“I suppose it is a kind of lottery, like most things. The publishers have to take risks. The only harm I wish them is that they were compelled to read all the stuff they try to make us read. Ah, well. Mr. Burnett, I hope you have made a hit. It is pretty much the same thing in our business. The publisher bulls his own book and bears the other fellow's. Is it a New York story?”

“Partly; things come to a focus here, you know.”

“I could give you points. It's a devil of a place. I guess the novelists are too near to see the romance of it. When I was in Rome I amused myself by diving into the mediaeval records. Steel and poison were the weapons then. We have a different method now, but it comes to the same thing, and we say we are more civilized. I think our way is more devilishly dramatic than the old brute fashion. Yes, I could give you points.”
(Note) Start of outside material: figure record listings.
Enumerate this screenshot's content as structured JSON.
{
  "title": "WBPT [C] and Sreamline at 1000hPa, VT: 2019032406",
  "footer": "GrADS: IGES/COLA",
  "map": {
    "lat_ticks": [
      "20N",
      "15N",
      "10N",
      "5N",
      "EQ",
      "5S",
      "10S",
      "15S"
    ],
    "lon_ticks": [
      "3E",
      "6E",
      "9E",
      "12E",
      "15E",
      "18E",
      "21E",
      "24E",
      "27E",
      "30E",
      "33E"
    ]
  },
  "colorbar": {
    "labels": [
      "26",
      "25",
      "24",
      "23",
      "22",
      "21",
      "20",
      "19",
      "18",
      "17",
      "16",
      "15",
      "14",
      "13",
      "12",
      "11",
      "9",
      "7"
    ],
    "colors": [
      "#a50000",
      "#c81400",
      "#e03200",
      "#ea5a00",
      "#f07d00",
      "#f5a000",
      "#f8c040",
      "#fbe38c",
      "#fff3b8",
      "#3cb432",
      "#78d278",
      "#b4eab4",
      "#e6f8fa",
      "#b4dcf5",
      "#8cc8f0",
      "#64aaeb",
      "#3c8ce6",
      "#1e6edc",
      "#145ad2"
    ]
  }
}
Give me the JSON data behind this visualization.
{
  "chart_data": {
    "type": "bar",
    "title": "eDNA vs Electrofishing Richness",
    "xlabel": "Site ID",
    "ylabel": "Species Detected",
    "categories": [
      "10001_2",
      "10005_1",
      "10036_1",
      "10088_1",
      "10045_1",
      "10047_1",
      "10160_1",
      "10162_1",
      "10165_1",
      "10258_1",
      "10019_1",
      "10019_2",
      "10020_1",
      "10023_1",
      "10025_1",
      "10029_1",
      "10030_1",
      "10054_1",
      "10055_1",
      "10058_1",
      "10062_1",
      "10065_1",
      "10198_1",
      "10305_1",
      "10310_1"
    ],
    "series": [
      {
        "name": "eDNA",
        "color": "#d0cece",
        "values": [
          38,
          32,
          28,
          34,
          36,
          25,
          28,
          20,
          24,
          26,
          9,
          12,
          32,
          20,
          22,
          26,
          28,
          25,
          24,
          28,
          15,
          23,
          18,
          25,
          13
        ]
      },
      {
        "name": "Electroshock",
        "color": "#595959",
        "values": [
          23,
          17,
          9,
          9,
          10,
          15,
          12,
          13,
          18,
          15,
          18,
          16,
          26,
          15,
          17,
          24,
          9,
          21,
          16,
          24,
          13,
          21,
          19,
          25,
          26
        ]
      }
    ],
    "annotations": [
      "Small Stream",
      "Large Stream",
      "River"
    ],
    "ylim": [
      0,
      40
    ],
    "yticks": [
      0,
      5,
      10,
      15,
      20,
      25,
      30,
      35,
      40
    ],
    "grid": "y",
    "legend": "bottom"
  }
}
“I should be greatly obliged,” said Philip, seeing the way to bring the conversation back to its starting point; “your wide experience of life—if you had leisure at home some time.”

“Oh,” replied Mavick, with more good-humor in his laugh than he had shown before, “you needn't beat about the bush. Have you seen Evelyn?”

“No, not since that dinner at the Van Cortlandts'.”

“Huh! for myself, I should be pleased to see you any time, Mr. Burnett. Mrs. Mavick hasn't felt like seeing anybody lately. But I'll see, I'll see.”

The two men rose and shook hands, as men shake hands when they have an understanding.

“I'm glad you are doing well,” Mr. Mavick added; “your life is before you, mine is behind me; that makes a heap of difference.”

Within a few days Philip received a note from Mrs. Mavick—not an effusive note, not an explanatory note, not an apologetic note, simply a note as if nothing unusual had happened—if Mr. Burnett had leisure, would he drop in at five o'clock in Irving Place for a cup of tea?